Bono told the Belfast Telegraph that the experience was terrifying and he thought everyone was going to die. He explains that the authorities had been shooting everywhere, comparing the incident to being in a James Bond movie. The shock of the whole event made Bono cancel the remainder of his family's Jamaican trip, immediately taking them back to Miami, Florida.

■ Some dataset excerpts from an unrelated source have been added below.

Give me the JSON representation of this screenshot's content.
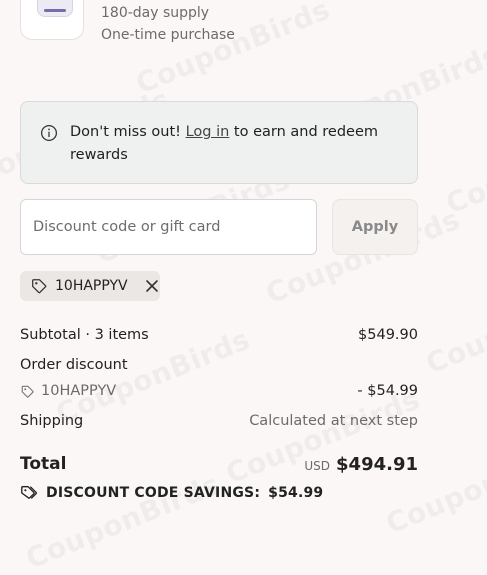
{
  "product": {
    "supply": "180-day supply",
    "purchase_type": "One-time purchase"
  },
  "notice": {
    "prefix": "Don't miss out!",
    "link": "Log in",
    "suffix": "to earn and redeem rewards"
  },
  "discount": {
    "placeholder": "Discount code or gift card",
    "apply_label": "Apply",
    "applied_code": "10HAPPYV"
  },
  "summary": {
    "subtotal_label": "Subtotal · 3 items",
    "subtotal_value": "$549.90",
    "order_discount_label": "Order discount",
    "discount_code": "10HAPPYV",
    "discount_value": "- $54.99",
    "shipping_label": "Shipping",
    "shipping_value": "Calculated at next step",
    "total_label": "Total",
    "currency": "USD",
    "total_value": "$494.91",
    "savings_label": "DISCOUNT CODE SAVINGS:",
    "savings_value": "$54.99"
  },
  "watermark": "CouponBirds",
  "colors": {
    "background": "#fbf7f6",
    "notice_bg": "#eff1f0",
    "chip_bg": "#ebe7e5"
  }
}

Jim Powell, a pilot from Rolling Meadows—who orchestrated virtually all of Buffett's aircraft needs for eight years; and whom Buffett modeled the character Billy Cruise after, from his 1992 best-seller Where Is Joe Merchant?—advised Buffett not to fly over the north coast of Jamaica, due to some concerning weather patterns, as well as a suspicion that the amphibious Grumman Albatross would get unwanted attention. Buffett was not as cautious, so Powell opted to not join the trip. The incident with Jamaican authorities occurred two days later.

==Live appearances==
Despite not being a concert staple or having an official live album release, "Jamaica Mistaica" is Buffett's most played song out of his 1990s repertoire, having made at least one appearance on each of his annual tours since its release in 1996, except for 2000, 2003 and 2016 tours. Despite the Jamaican government recognizing that the Hemisphere Dancer had not been carrying marijuana and Buffett claiming in the bridge of the song that not even a spliff was present; in some recent performances, Buffett has added the line, "Well, maybe just one!"